Volume VIII, Issue 9, Page 52

Words and photos by Bryan Volmert

Installing brakes in a '67 Chevy II

This is the first in our new series featuring real racers doing real installations and fixes in their garages. St. Louis bracket racer Bryan Volmert did the first installation. Aerospace Products out of Florida sent us the brake kit and we had Bryan do the installation on a Chevy II in his garage. The premise here is that the installation may not always be pretty, and it may not always work out the way it’s advertised to, but what you will see here is the way it really happened. – Ed.

As you know, a 1967 Chevy II has drum brakes, which were suitable for the time. As this car is now exceeding 135 mph at the big end, braking got to be a concern. So, I started searching for a new braking system.  After looking at all kinds of info from all kinds of companies, due to cost, weight, and appearance, I settled on Aerospace disc brakes.   About a week later, a box showed up in the mail (actually UPS delivered it, but that is neither here nor there). It was like Christmas freakin’ morning! I dragged the box into the living room, tore it open, and began inventory.  

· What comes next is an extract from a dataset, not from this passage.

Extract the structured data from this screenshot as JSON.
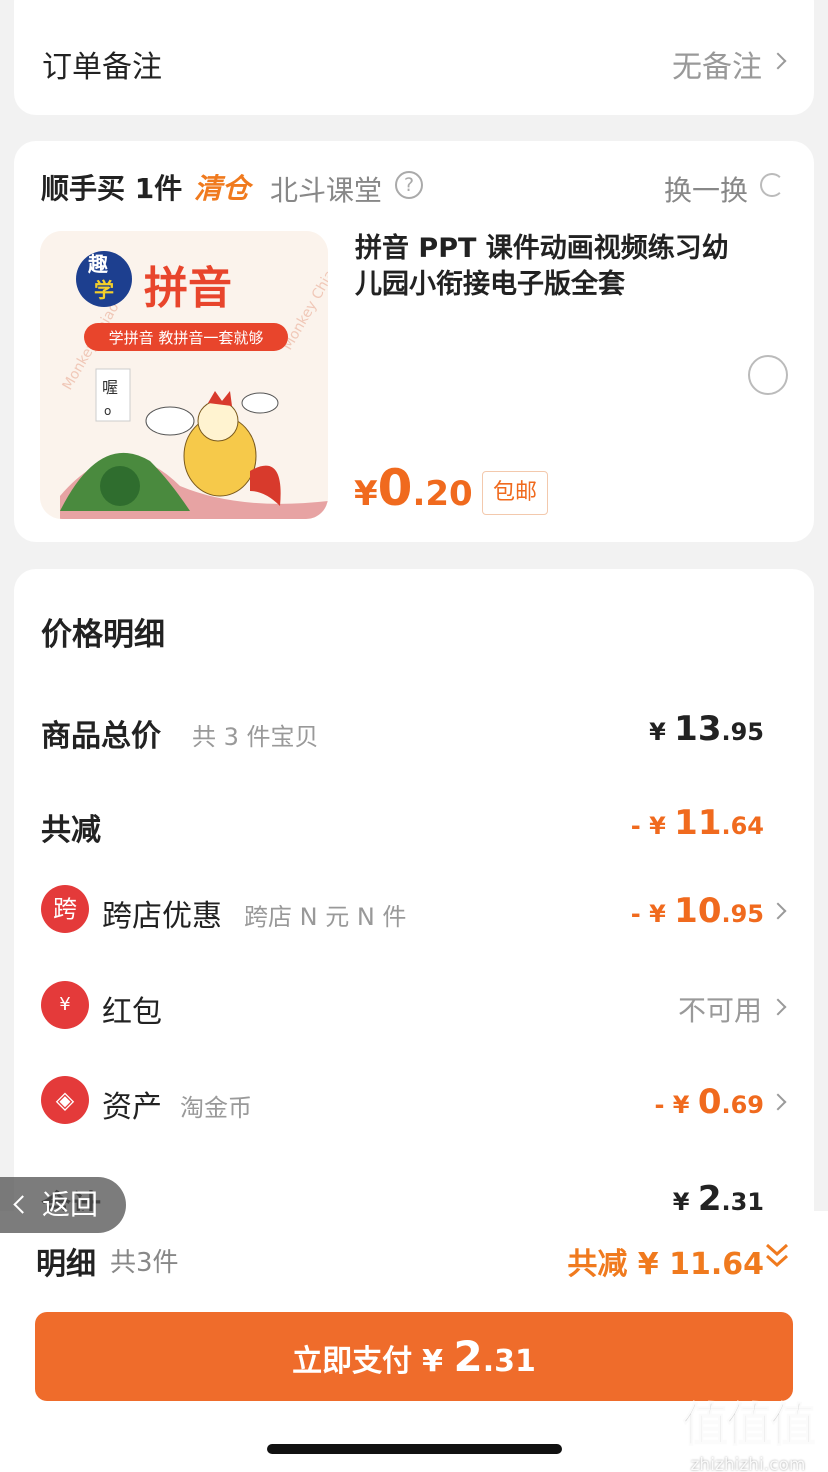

Surprisingly enough, all the bits and pieces were actually in the box.  Once the inventory was completed, I went to the garage and began removing the old brakes. Disassembly was a snap. I got everything off and threw it in a pile.

Starting assembly, I put the wheel studs in the hub and attached the rotor. Then I attached the mounting bracket to the spindle and packed all the bearings. The next step was to install the rear bearing in the hub and install the rear seal. As I went to install the hub, the bearing got stuck on the spindle! At that point, I became concerned that the bearing size was incorrect. I checked them against the old bearings (found in the pile of stuff) and they were the same. So, I took a piece of emery cloth and cleaned the spindle. After about five minutes it fit perfectly.